Official Defense and Employee Safeguards
The Labor Minister defended the bill, saying the reforms align Greek laws with modern labor-market realities, and accused opposition leaders of misinforming the citizens.
These regulations will provide employees the choice to take on additional hours with the same employer for 40% higher pay, while guaranteeing they will not be fired for declining extra hours.
The measure complies with EU working-time rules, which cap the mean workweek to forty-eight hours including overtime but permit flexibility over 12 months, as stated by the administration.
Critical Perspectives and Labor Responses
However, opposition parties have accused the government of weakening workers' rights and "pushing the nation back to a medieval work era." They argue local workers currently put in more time than most EU citizens while receiving lower pay and still "face financial difficulties."
The public-sector union said variable shifts in reality mean "the abolition of the standard workday, the disruption of personal time and the legalisation of excessive labor."
Recent Labor Reforms and Financial Context
In 2024, the country introduced a six-day working week for certain sectors in a attempt to boost the economy.
Recent laws, which started at the beginning of July, permit workers to work up to 48 hours in a week as instead of 40.
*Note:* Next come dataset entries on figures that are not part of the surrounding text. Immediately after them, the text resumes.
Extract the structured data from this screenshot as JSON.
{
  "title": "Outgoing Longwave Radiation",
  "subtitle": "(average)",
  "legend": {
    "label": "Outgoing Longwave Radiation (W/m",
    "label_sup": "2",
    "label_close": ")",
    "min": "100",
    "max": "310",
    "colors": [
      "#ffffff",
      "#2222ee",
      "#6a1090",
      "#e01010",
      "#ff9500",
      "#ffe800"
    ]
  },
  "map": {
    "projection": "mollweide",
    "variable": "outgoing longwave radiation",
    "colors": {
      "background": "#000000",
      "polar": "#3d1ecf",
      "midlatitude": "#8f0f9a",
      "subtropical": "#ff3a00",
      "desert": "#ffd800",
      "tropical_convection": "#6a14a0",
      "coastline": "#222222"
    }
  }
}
EU Labor Statistics and National Financial Indicators
- Throughout the EU in the previous year, the longest average hours were observed in Greece (39.8 hours), followed by Bulgaria (39.0), Poland (38.9) and Romania (38.8).
- The lowest working week in the bloc is in the Netherlands (32.1), as per EU statistics.
- As of January 2025, Greece's official base pay stood at nine hundred sixty-eight euros a month, ranking it in the bottom group among EU countries.
- Unemployment, which had peaked at 28% during the economic downturn, was 8.1% in the summer compared with an European mean of 5.9%, figures from the statistical office show.
- Greece is recovering since its prolonged financial troubles, which concluded in recent years, but wages and living standards continue to be among the poorest in the EU.